TR/Prabhupada 0600 - Teslim Olmak İçin Hazır Değiliz, Bu Bizim Maddi Hastalığımız



Lecture on BG 2.23 -- Hyderabad, November 27, 1972

Dolayısıyla Caitanya Mahāprabhu, insanlar Kṛṣṇa'yı yanlış anladığı için... Kṛṣṇa'nın Bhagavad-gītā'da istediği "Bana teslim ol." O ne yapabilir? O Tanrı. O Kṛṣṇa. Orada sizden istediği, buyurduğu: "Teslim ol. Ben senin sorumluluğunu üstlenirim." Ahaṁ tvāṁ sarva-pāpe... Ama yine de, insanlar yanlış anladı: "Ah, neden Kṛṣṇa'ya teslim olayım ki? O da benim gibi bir insan. Belki biraz daha önemli. Ama neden Ona teslim olayım? Çünkü buradaki maddi hastalığımız teslim olmamak. Herkes kendini beğenmiş: "Ben birşeyim." Bu maddi hastalıktır. Bu yüzden bu maddi hastalıktan iyileşmek için, teslim olmak zorundasınız.

tad viddhi praṇipātena
paripraśnena sevayā
upadekṣyanti te jñānaṁ
jñāninas tattva-darśinaḥ
(BG 4.34)

Teslim olmaya hazır olmadığınız sürece... Materyalist kişi için son derece zor bir iş. Kimse teslim olmak istemez. Rekabet etmek ister. Bireysel olarak, kişiden kişiye, aileden aileye, ulustan ulusa, herkes efendi olmaya çalışıyor. Teslim olmak söz konusu mu? Teslim olmak söz konusu değil. Dolayısıyla hastalık bu. Bu sebeple Kṛṣṇa bu rezilliği ya da en kronik hastalığı iyileştirmek için sizden teslim olmanızı talep ediyor. Sarva-dharmān parityajya mām ekaṁ śaraṇaṁ vraja (BG 18.66). "Sonra? Teslim olursam, o zaman tüm şey bir başarısızlık olacak? Benim işim, benim planlarım, bir sürü şey...?" Hayır. "Senin sorumluluğunu ben üstleniyorum. Senin sorumluluğunu ben üstleniyorum." Ahaṁ tvāṁ sarva-pāpebhyo mokṣayiṣyāmi mā śucaḥ. "Endileşenme." O kadar teminat var. Yine de biz teslim olmaya hazır değiliz. Bizim maddi hastalığımız bu. Bu yüzden Kṛṣṇa sırf Kṛṣṇa'ya nasıl teslim olunacağını göstermek için tekrardan bir adanan olarak geldi. Caitanya Mahāprabhu. Kṛṣṇa-varṇaṁ tviṣākṛṣṇaṁ sāṅgopāṅgāstra-pārṣadam (SB 11.5.32).

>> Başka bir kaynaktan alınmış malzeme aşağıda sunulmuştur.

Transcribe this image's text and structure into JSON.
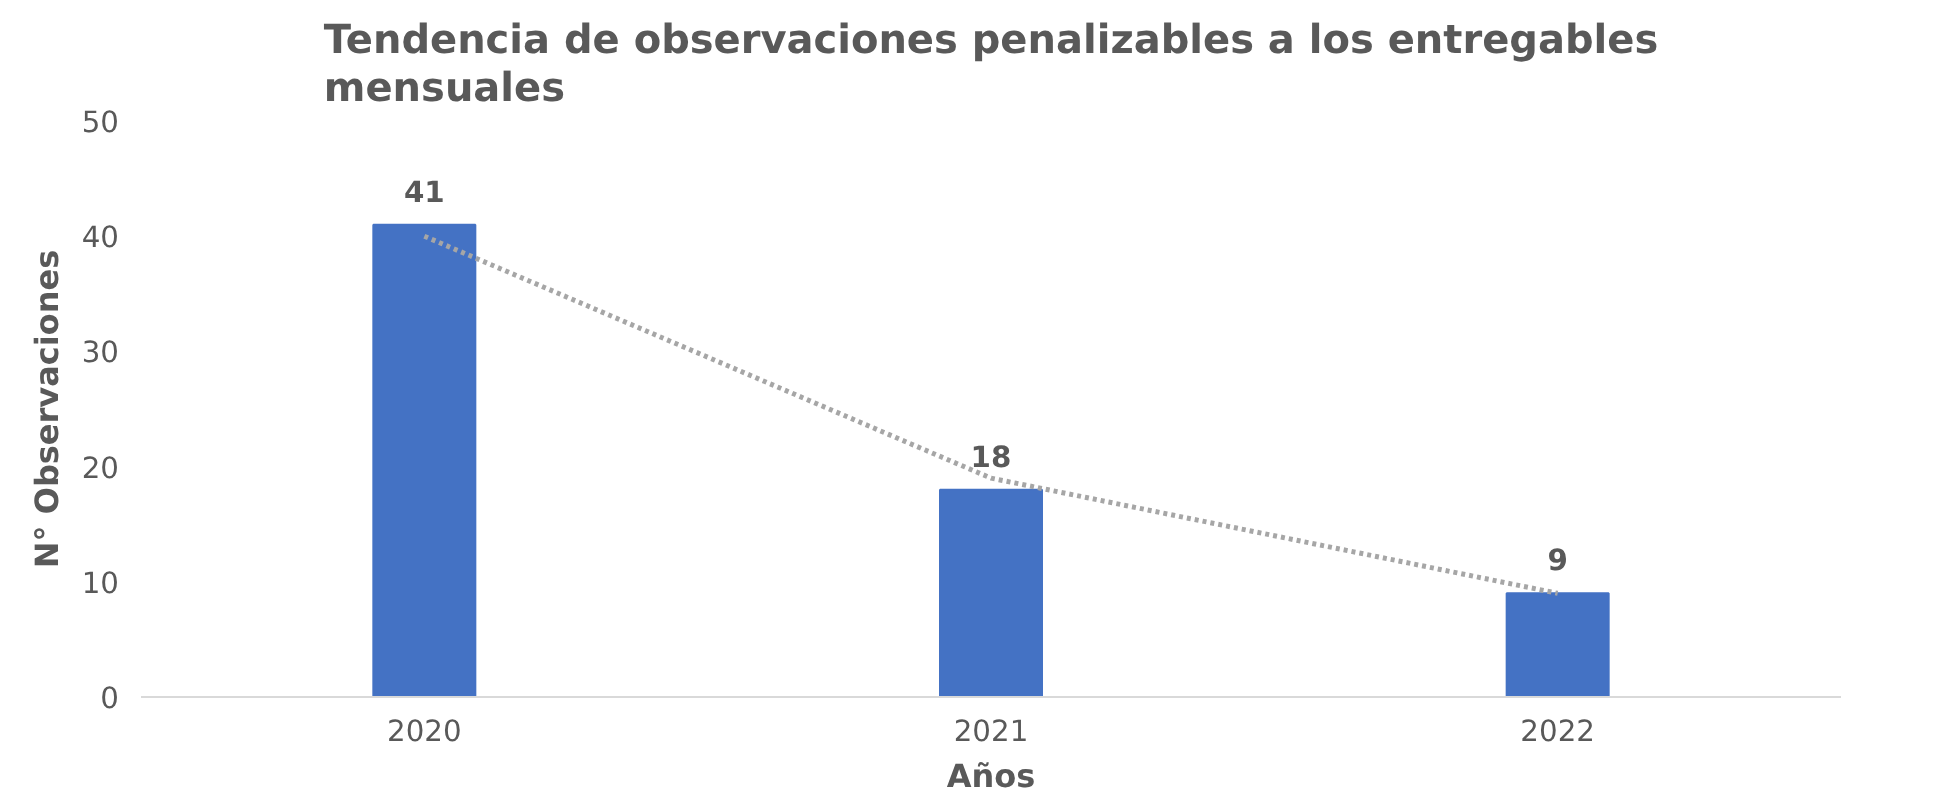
{
  "chart_data": {
    "type": "bar",
    "title": "Tendencia de observaciones penalizables a los entregables mensuales",
    "xlabel": "Años",
    "ylabel": "N° Observaciones",
    "categories": [
      "2020",
      "2021",
      "2022"
    ],
    "series": [
      {
        "color": "#4472c4",
        "values": [
          41,
          18,
          9
        ],
        "value_labels": [
          "41",
          "18",
          "9"
        ]
      },
      {
        "type": "line",
        "color": "#a6a6a6",
        "line_style": "dotted",
        "values": [
          40,
          19,
          9
        ]
      }
    ],
    "ylim": [
      0,
      50
    ],
    "yticks": [
      0,
      10,
      20,
      30,
      40,
      50
    ],
    "grid": false
  }
}
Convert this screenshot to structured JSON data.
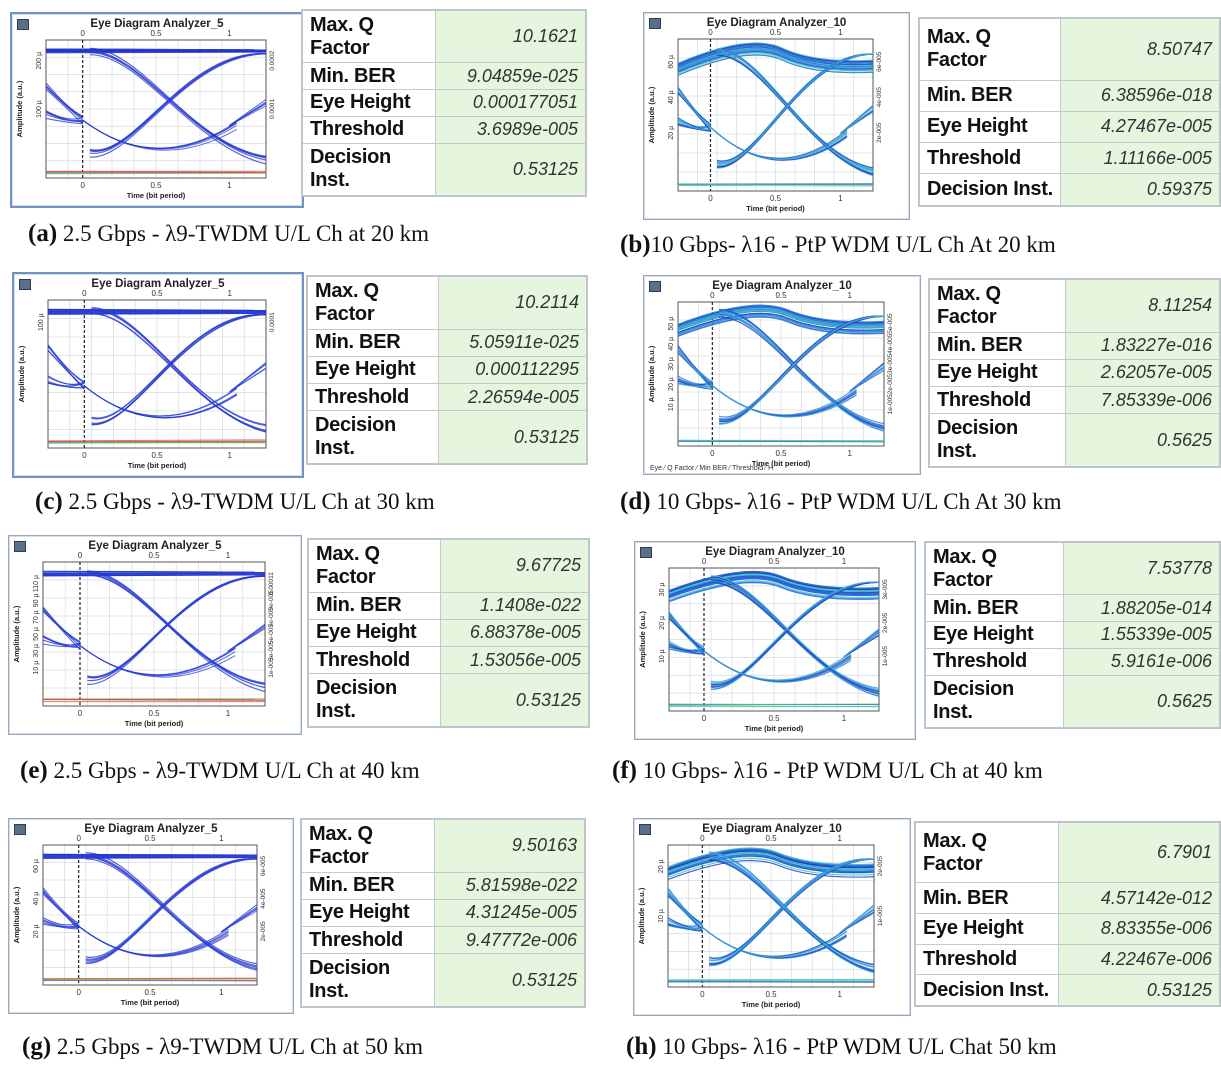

Dolayısıyla bu Kṛṣṇa bilinci hareketi çok bilimsel ve yetkin. Düzmece birşey değil, zihnin uydurmasıyla üretilmiş birşey değil. Yetkindir, Vedik öğretiye dayanır, Kṛṣṇa'nın dediği gibi, sarva-dharmān parityajya mām ekaṁ śaraṇaṁ vraja (BG 18.66). Dolayısıyla biz sadece bu felsefeyi öğretiyoruz ki siz... Kṛṣṇa, işte Kṛṣṇa, Tanrının Yüce Şahsiyeti. Siz Tanrı'yı arıyorsunuz. Tanrının ne olduğunu anlayamazsınız. İşte Tanrı, Kṛṣṇa. Onun ismi, faaliyetleri, herşeyi Bhagavad-gītā'da var. Onu kabul edip teslim olun. Ve Kṛṣṇa'nın dediği gibi, man-manā bhava mad-bhakto mad-yājī māṁ namaskuru (BG 18.65). Dolayısıyla biz aynı şeyi konuşuyoruz. Bhagavad-gītā'da ifade edildiği gibi. Biz ynlış yorumlamıyoruz. Tüm Bhagavad-gītā'yı berbat etmiyoruz. Böyle bir fesatlık yapmıyoruz. Bazen insanlar diyor ki, onlar diyorlar, "Swamiji, harika iş çıkardınız." Ama ne harikası? Ben bir sihirbaz değilim. Benim tek itibarım Bhagavad-gītā'yı bozmamış olmam. Onu olduğu gibi sundum. Bu yüzden başarılı.